Periaqueductal gray matter dysfunction in migraine: cause or the burden of illness?

Abstract

Objective: The periaqueductal gray matter (PAG) is at the center of a powerful descending antinociceptive neuronal network. We studied iron homeostasis in the PAG as an indicator of function in patients with episodic migraine (EM) between attacks and patients with chronic daily headache (CDH) during headache. High-resolution magnetic resonance techniques were used to map the transverse relaxation rates R2, R2*, and R2' in the PAG, red nucleus (RN), and substantia nigra (SN). R2' is a measure of non-heme iron in tissues.

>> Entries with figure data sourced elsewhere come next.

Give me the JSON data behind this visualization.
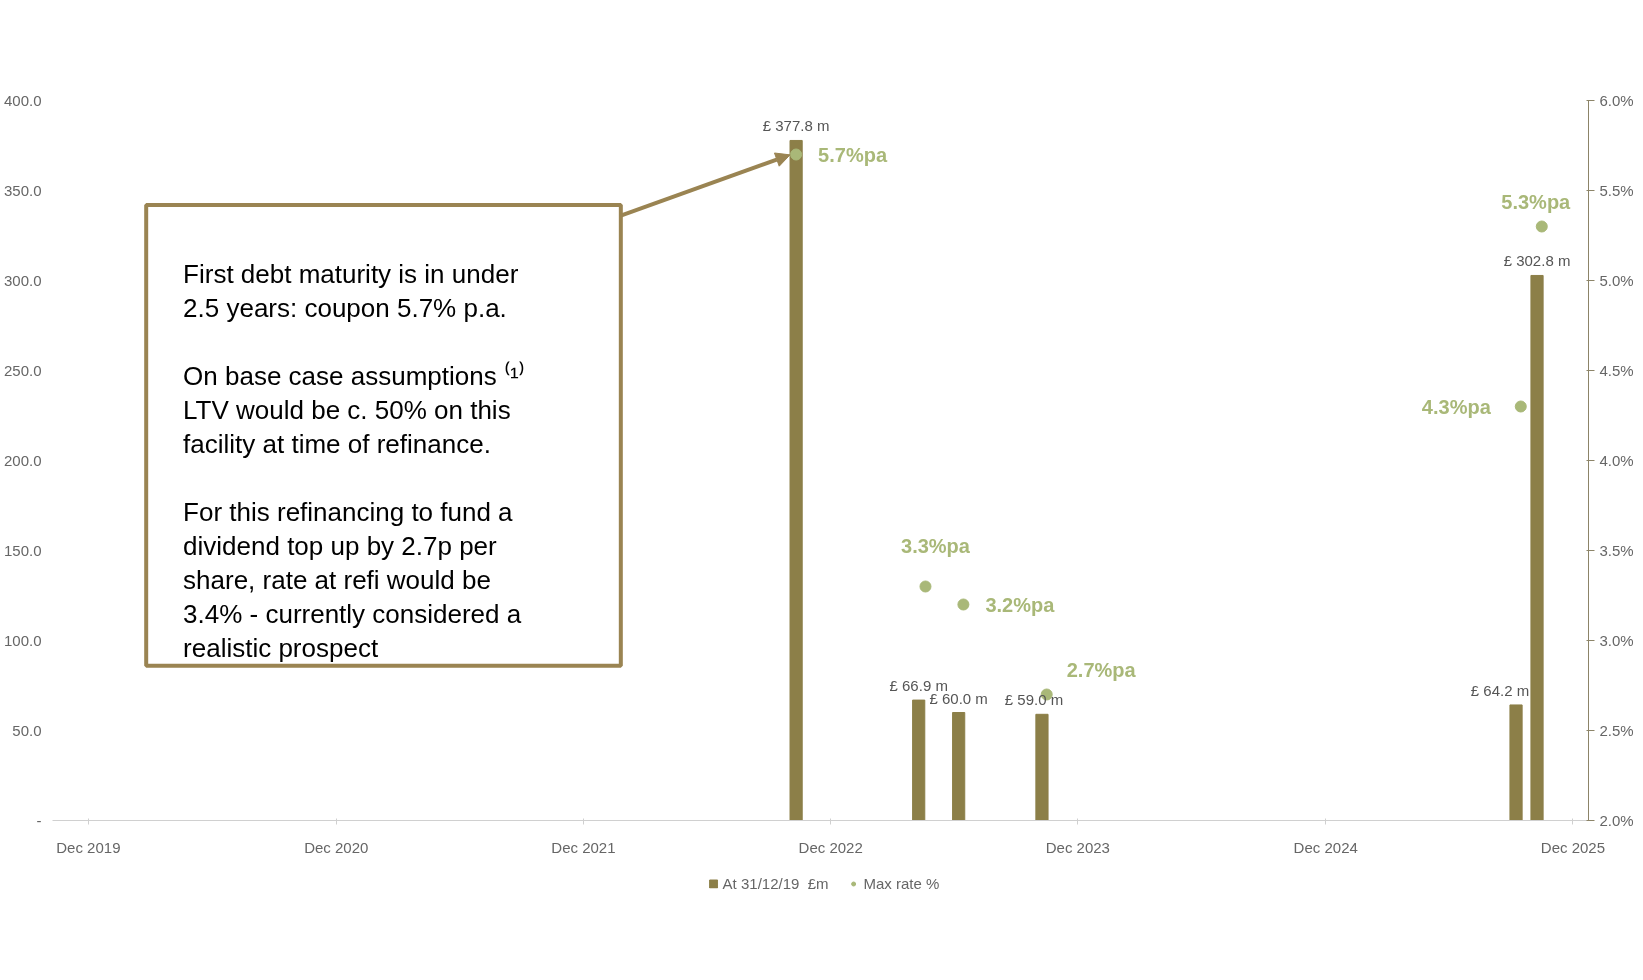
{
  "chart_data": {
    "type": "bar",
    "xlim": [
      "2019-11-08",
      "2026-01-23"
    ],
    "xticks": [
      {
        "value": "2019-12-31",
        "label": "Dec 2019"
      },
      {
        "value": "2020-12-31",
        "label": "Dec 2020"
      },
      {
        "value": "2021-12-31",
        "label": "Dec 2021"
      },
      {
        "value": "2022-12-31",
        "label": "Dec 2022"
      },
      {
        "value": "2023-12-31",
        "label": "Dec 2023"
      },
      {
        "value": "2024-12-31",
        "label": "Dec 2024"
      },
      {
        "value": "2025-12-31",
        "label": "Dec 2025"
      }
    ],
    "ylim": [
      0,
      400
    ],
    "yticks": [
      {
        "value": 0,
        "label": "-"
      },
      {
        "value": 50,
        "label": "50.0"
      },
      {
        "value": 100,
        "label": "100.0"
      },
      {
        "value": 150,
        "label": "150.0"
      },
      {
        "value": 200,
        "label": "200.0"
      },
      {
        "value": 250,
        "label": "250.0"
      },
      {
        "value": 300,
        "label": "300.0"
      },
      {
        "value": 350,
        "label": "350.0"
      },
      {
        "value": 400,
        "label": "400.0"
      }
    ],
    "y2lim": [
      2,
      6
    ],
    "y2ticks": [
      {
        "value": 2,
        "label": "2.0%"
      },
      {
        "value": 2.5,
        "label": "2.5%"
      },
      {
        "value": 3,
        "label": "3.0%"
      },
      {
        "value": 3.5,
        "label": "3.5%"
      },
      {
        "value": 4,
        "label": "4.0%"
      },
      {
        "value": 4.5,
        "label": "4.5%"
      },
      {
        "value": 5,
        "label": "5.0%"
      },
      {
        "value": 5.5,
        "label": "5.5%"
      },
      {
        "value": 6,
        "label": "6.0%"
      }
    ],
    "series": [
      {
        "name": "At 31/12/19  £m",
        "color": "#8c7f48",
        "x": [
          "2022-11-10",
          "2023-05-10",
          "2023-07-08",
          "2023-11-08",
          "2025-10-08",
          "2025-11-08"
        ],
        "values": [
          377.8,
          66.9,
          60.0,
          59.0,
          64.2,
          302.8
        ],
        "value_labels": [
          "£ 377.8 m",
          "£ 66.9 m",
          "£ 60.0 m",
          "£ 59.0 m",
          "£ 64.2 m",
          "£ 302.8 m"
        ]
      },
      {
        "name": "Max rate %",
        "type": "scatter",
        "axis": "y2",
        "color": "#a9b878",
        "x": [
          "2022-11-10",
          "2023-05-20",
          "2023-07-15",
          "2023-11-15",
          "2025-10-15",
          "2025-11-15"
        ],
        "values": [
          5.7,
          3.3,
          3.2,
          2.7,
          4.3,
          5.3
        ],
        "value_labels": [
          "5.7%pa",
          "3.3%pa",
          "3.2%pa",
          "2.7%pa",
          "4.3%pa",
          "5.3%pa"
        ]
      }
    ],
    "annotations": [
      "First debt maturity is in under",
      "2.5 years: coupon 5.7% p.a.",
      "On base case assumptions ⁽¹⁾",
      "LTV would be c. 50% on this",
      "facility at time of refinance.",
      "For this refinancing to fund a",
      "dividend top up by 2.7p per",
      "share, rate at refi would be",
      "3.4% - currently considered a",
      "realistic prospect"
    ],
    "marker": "circle",
    "grid": false,
    "legend": "bottom"
  }
}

Methods: Seventeen patients diagnosed with EM with and without aura, 17 patients diagnosed with CDH and medication overuse, and 17 normal adults (N) were imaged with a 3.0-tesla magnetic resonance imaging system. For each subject, mean values of the relaxation rates, R2 (1/T2), R2* (1/T2*), and R2' (R2* - R2) were obtained for the PAG, RN, and SN. R2, R2*, and R2' values of the EM, CDH, and N groups were compared using analysis of variance, Student t test, and correlation analysis.

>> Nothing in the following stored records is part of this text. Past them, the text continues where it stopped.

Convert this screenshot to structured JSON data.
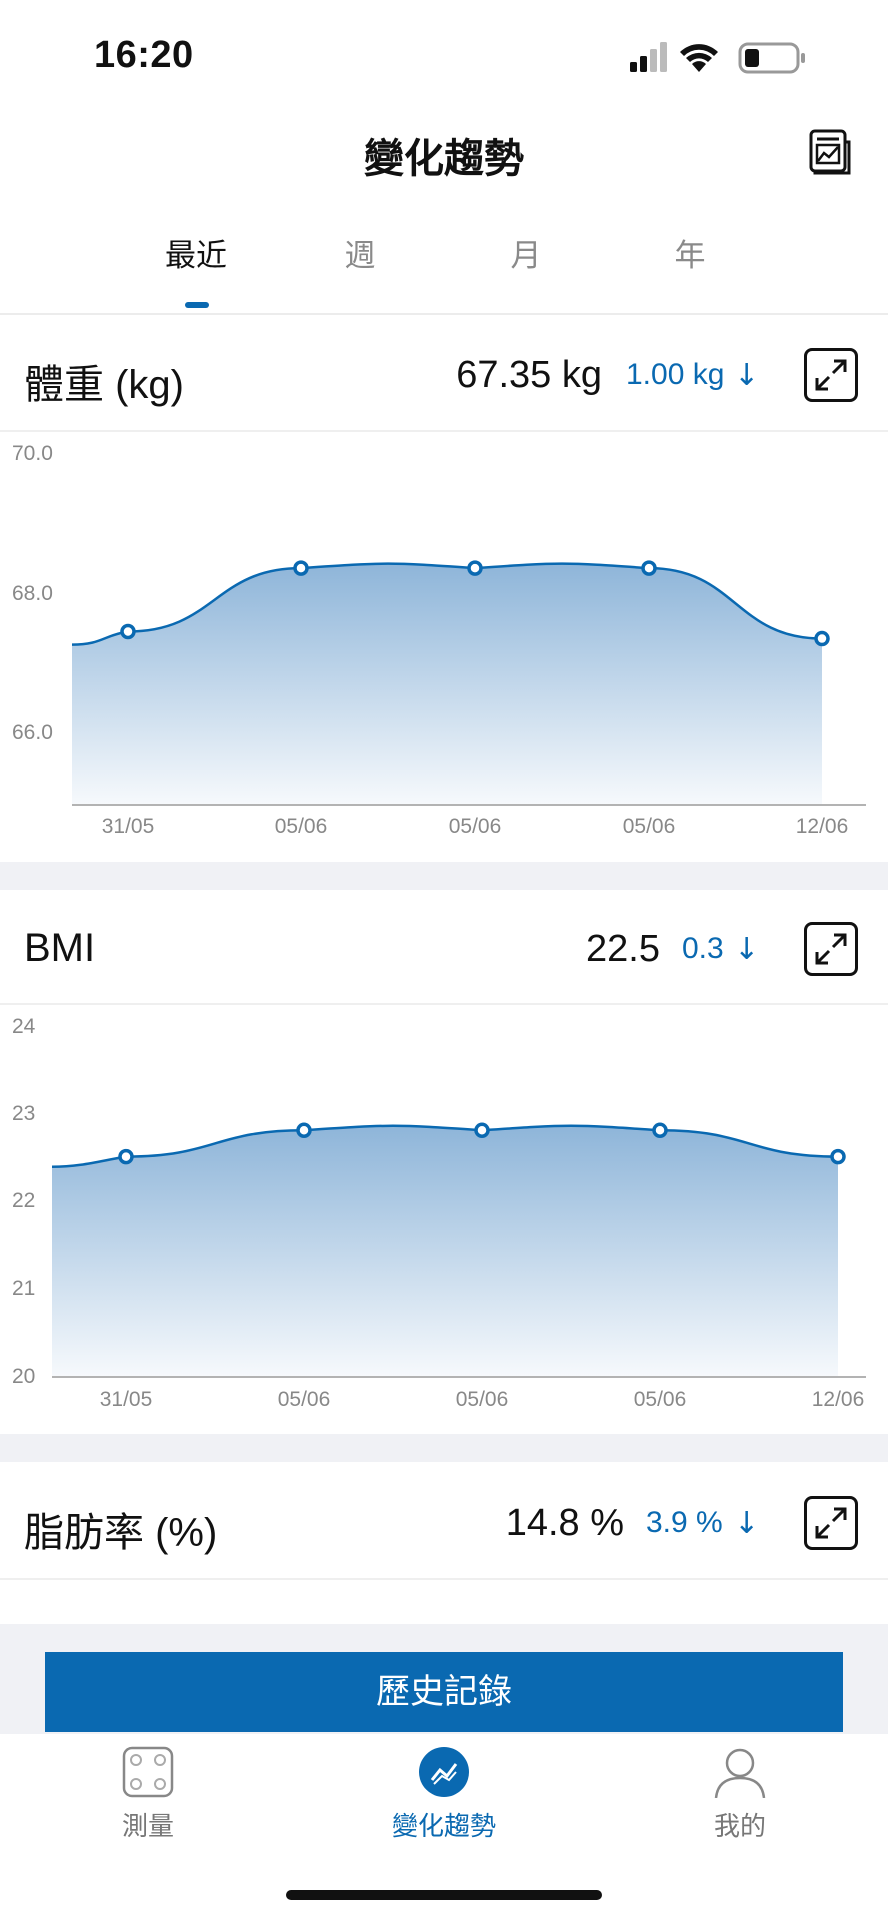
{
  "status_bar": {
    "time": "16:20"
  },
  "nav": {
    "title": "變化趨勢",
    "report_icon": "report-chart-icon"
  },
  "tabs": [
    {
      "label": "最近",
      "active": true
    },
    {
      "label": "週",
      "active": false
    },
    {
      "label": "月",
      "active": false
    },
    {
      "label": "年",
      "active": false
    }
  ],
  "cards": {
    "weight": {
      "title": "體重 (kg)",
      "value": "67.35 kg",
      "change": "1.00 kg",
      "arrow": "↓"
    },
    "bmi": {
      "title": "BMI",
      "value": "22.5",
      "change": "0.3",
      "arrow": "↓"
    },
    "fat": {
      "title": "脂肪率 (%)",
      "value": "14.8 %",
      "change": "3.9 %",
      "arrow": "↓"
    }
  },
  "chart_data": [
    {
      "type": "area",
      "categories": [
        "31/05",
        "05/06",
        "05/06",
        "05/06",
        "12/06"
      ],
      "values": [
        67.45,
        68.35,
        68.35,
        68.35,
        67.35
      ],
      "y_ticks": [
        "70.0",
        "68.0",
        "66.0"
      ],
      "ylim": [
        65.0,
        70.0
      ],
      "grid": false,
      "color": "#0a69b1"
    },
    {
      "type": "area",
      "categories": [
        "31/05",
        "05/06",
        "05/06",
        "05/06",
        "12/06"
      ],
      "values": [
        22.5,
        22.8,
        22.8,
        22.8,
        22.5
      ],
      "y_ticks": [
        "24",
        "23",
        "22",
        "21",
        "20"
      ],
      "ylim": [
        20,
        24
      ],
      "grid": false,
      "color": "#0a69b1"
    }
  ],
  "history_button": {
    "label": "歷史記錄"
  },
  "tabbar": [
    {
      "label": "測量",
      "icon": "scale-icon",
      "active": false
    },
    {
      "label": "變化趨勢",
      "icon": "trend-icon",
      "active": true
    },
    {
      "label": "我的",
      "icon": "person-icon",
      "active": false
    }
  ]
}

Results: In the PAG, there was a significant increase in mean R2' and R2* values in both the EM and CDH groups (P<.05) compared with the N group, but no significant difference in these values was demonstrated between the EM and CDH groups, or between those with migraine with or without aura in the EM group. Positive correlations were found for duration of illness with R2' in the EM and CDH groups. A decrease in mean R2' and R2* values also was observed in the RN and SN of the CDH group compared with the N and EM groups (P<.05), explained best by flow activation due to head pain.

Conclusions: Iron homeostasis in the PAG was selectively, persistently, and progressively impaired in the EM and CDH groups, possibly caused by repeated migraine attacks. These results support and emphasize the role of the PAG as a possible "generator" of migraine attacks, potentially by dysfunctional control of the trigeminovascular nociceptive system.